Right about this time in 2016, candidate Donald J. Trump said, “I don’t believe the polls anymore,” when nearly every national poll had Hillary Clinton with a significant lead over Mr. Trump. The polls in that election were dead wrong.

The president has standing to make the case that history is repeating itself, because polls were wrong in key swing states back in 2016. Those polls were a major factor in leading our nation’s thought leaders on both the right and left to declare Mr. Trump politically dead in the water. The polls we see today are similar to the polls we saw in 2016. Polling has proven to be an inexact science and the polling numbers we see today don’t seem to reflect reality. 


The election results and polls from 2016 are a case study in failure. Defenders of those polls argue that national polls ended up being close to correct on election day, yet we all know the national popular vote totals are irrelevant to the final count of the Electoral College. What the defenders will gloss over are the polls that led Americans to believe that Mr.

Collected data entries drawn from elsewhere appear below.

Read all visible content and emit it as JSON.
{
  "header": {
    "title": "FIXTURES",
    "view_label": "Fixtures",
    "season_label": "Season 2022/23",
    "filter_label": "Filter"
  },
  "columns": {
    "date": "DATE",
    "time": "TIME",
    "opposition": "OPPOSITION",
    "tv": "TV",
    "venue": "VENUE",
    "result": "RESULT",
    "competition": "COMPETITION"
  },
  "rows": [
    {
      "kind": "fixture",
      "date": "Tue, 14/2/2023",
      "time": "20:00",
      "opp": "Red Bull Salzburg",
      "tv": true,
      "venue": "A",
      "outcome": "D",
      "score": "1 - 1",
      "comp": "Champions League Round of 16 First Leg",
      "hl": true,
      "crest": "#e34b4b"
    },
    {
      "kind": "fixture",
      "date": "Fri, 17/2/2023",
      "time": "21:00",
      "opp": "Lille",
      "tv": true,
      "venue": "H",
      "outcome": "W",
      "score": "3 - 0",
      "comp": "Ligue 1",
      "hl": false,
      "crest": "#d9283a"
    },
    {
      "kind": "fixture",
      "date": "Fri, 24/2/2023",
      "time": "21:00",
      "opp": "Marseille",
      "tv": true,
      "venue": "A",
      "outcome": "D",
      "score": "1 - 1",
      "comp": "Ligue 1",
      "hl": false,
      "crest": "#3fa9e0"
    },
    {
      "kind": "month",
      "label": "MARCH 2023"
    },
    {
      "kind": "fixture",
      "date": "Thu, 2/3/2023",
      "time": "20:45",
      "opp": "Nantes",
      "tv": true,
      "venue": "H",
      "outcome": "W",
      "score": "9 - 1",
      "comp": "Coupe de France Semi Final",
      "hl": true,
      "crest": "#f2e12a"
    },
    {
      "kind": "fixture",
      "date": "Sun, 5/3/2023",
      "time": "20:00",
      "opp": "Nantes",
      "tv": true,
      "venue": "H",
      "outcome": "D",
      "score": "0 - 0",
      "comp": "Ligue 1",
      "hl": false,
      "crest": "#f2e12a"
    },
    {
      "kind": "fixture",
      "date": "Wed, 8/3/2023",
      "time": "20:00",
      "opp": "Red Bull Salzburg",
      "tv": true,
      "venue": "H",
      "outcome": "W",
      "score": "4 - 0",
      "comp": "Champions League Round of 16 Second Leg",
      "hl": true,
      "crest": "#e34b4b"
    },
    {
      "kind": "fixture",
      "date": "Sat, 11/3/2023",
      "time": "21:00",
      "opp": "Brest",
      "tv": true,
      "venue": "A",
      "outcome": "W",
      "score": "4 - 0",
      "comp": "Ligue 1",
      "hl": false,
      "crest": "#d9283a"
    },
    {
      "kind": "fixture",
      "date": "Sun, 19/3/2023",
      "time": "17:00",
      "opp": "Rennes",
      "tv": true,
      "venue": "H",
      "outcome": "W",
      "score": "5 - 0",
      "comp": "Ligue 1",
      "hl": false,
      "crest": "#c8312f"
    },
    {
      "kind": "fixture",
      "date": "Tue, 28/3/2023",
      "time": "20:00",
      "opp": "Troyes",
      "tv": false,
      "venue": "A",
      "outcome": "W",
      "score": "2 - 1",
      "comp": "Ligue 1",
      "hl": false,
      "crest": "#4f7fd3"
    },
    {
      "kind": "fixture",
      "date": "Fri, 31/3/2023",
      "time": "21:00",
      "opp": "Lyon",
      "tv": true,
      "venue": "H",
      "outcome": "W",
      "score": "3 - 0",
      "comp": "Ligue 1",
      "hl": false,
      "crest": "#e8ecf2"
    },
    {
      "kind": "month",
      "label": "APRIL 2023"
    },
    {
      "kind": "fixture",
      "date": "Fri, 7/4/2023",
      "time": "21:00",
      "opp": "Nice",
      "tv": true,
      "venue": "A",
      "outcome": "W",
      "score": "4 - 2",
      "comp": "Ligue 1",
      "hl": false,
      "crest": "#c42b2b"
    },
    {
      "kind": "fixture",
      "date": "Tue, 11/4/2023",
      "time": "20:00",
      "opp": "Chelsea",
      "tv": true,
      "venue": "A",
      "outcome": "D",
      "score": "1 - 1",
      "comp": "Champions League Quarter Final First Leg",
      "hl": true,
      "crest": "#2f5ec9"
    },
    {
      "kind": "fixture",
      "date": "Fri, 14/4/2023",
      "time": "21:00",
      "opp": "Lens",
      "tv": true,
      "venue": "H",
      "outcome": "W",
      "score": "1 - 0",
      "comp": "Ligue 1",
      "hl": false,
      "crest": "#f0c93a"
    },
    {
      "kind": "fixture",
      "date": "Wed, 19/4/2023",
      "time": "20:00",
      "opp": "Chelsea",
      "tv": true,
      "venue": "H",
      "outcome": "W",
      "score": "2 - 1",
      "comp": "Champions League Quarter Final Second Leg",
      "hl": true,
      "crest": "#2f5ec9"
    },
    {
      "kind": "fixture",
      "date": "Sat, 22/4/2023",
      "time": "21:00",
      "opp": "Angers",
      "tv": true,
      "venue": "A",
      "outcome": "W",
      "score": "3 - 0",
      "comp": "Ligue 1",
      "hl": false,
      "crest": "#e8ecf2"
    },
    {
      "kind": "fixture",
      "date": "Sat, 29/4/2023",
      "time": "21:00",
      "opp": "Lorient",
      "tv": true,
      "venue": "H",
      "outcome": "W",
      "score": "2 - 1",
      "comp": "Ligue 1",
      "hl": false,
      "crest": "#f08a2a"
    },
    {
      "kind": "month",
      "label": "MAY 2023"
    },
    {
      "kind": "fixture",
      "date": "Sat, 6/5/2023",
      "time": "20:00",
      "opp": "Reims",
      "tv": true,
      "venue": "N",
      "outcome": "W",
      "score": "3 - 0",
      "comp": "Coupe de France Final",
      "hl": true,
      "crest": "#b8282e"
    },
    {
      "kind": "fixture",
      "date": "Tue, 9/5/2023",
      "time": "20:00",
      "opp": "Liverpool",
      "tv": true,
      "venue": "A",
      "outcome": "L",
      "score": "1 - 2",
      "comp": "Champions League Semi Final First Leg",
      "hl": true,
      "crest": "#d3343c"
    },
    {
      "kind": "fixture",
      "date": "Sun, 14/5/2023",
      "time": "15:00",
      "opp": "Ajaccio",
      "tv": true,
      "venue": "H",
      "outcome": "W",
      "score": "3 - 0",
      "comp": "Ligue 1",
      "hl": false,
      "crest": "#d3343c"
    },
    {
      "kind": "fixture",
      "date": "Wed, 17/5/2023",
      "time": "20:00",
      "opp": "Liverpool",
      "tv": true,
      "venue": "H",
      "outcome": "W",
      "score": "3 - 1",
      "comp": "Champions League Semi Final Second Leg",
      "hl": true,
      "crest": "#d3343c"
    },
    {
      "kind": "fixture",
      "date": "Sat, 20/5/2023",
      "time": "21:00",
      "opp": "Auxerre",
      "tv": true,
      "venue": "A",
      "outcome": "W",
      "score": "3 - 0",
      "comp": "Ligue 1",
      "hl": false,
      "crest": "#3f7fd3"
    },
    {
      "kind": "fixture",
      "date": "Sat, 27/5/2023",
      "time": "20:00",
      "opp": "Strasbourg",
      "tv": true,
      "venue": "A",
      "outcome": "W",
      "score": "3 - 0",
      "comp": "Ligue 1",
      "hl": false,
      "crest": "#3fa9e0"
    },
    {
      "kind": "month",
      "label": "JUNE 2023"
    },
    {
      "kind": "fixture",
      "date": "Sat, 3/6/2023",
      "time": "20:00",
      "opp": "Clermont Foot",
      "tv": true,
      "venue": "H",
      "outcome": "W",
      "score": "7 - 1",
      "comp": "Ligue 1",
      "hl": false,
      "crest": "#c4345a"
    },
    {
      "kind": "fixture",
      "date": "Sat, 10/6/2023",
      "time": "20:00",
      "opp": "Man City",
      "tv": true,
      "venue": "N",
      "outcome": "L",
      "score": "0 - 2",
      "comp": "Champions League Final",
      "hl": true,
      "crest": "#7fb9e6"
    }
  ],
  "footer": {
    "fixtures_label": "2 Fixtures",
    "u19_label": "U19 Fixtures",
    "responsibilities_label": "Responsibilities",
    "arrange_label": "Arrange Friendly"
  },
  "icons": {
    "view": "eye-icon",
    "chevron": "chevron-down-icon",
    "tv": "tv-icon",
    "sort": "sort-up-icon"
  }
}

Trump was doomed to failure.

The 2016 polls in swing states were way off. The site Five Thirty Eight projected that Hillary Clinton had a 71.4% chance of an Electoral College victory. The site projected big leads in Florida (2%), Wisconsin (5%), Michigan (4%) and Pennsylvania (4%). The New York Times projected an 85% chance of a Clinton presidency. Larry Sabato’s Crystal Ball projected Clinton would win 322 electoral votes. No pollster projected a Trump victory, because of faulty poll data in the critical states of Wisconsin, Michigan and Pennsylvania. It is possible that we are in a comparable situation right now with similar polling deficits for President Trump in these swing states.

Every four years, the media obsesses over every poll the moment they are released. In too many cases we find out on election day that the polls we believed for months were wildly wrong. Americans seem to have a collective case of amnesia, because we all continue to obsess over polls every four years and tend to believe them. There are other measures of the strength or weakness of a candidacy that helps Americans to see if a candidate has a fighting chance including a growing election prediction markets.

Polls can be volatile much like the voting public. Back in January of this year, many thought Mr. Trump was a lock for a second term because of the economy and the fact that he created 7 million new jobs with record-low unemployment numbers for African Americans, Hispanic Americans, Asian Americans and women. Even then, the polls had Mr. Trump down nationally by about 4%, but he was close enough in swing states that people had already factored in a Democrat bias in the weight of the polls. Many believed that the polls did not reflect the actual state of play as evidenced by betting markets having Mr. Trump either tied or favored to win.

Many have found alternatives to polls that help to predict the strength of a candidate’s chances that weigh polls as a factor, yet not the ultimate determiner of who is going to win. One thing we learned from 2016 is that pollsters missed Trump voters but the prediction markets seem to have baked them in. There is some evidence that Trump voters may be under-polled again this election. Mr. Trump has been pulling record breaking rally attendance dwarfing the numbers seen at Biden rallies.

While the premier sites like Five Thirty Eight give the president a 13 out of 100 chance of winning this fall, the prediction site PredictIt it has had Mr. Trump hovering at about 40 cents on the dollar with Polymarket giving Trump a .38 chance of winning with about a half million shares traded on that market. There is a big disconnect between the political predictors and the prediction markets.

The people putting money into the market versus political pundits who don’t gives the prediction markets a bit more credibility. The betting markets provide a way for a person to factor in the power of incumbency, the history of different states, polling data, the candidate’s political skills and breaking news when placing money on the outcome of an election. 

The American people need to seek alternatives when assessing the candidates rather than relying on pollsters to tell us who is going to win. They have been wrong too many times.

• Brian Darling is former senior communications director for Sen. Rand Paul.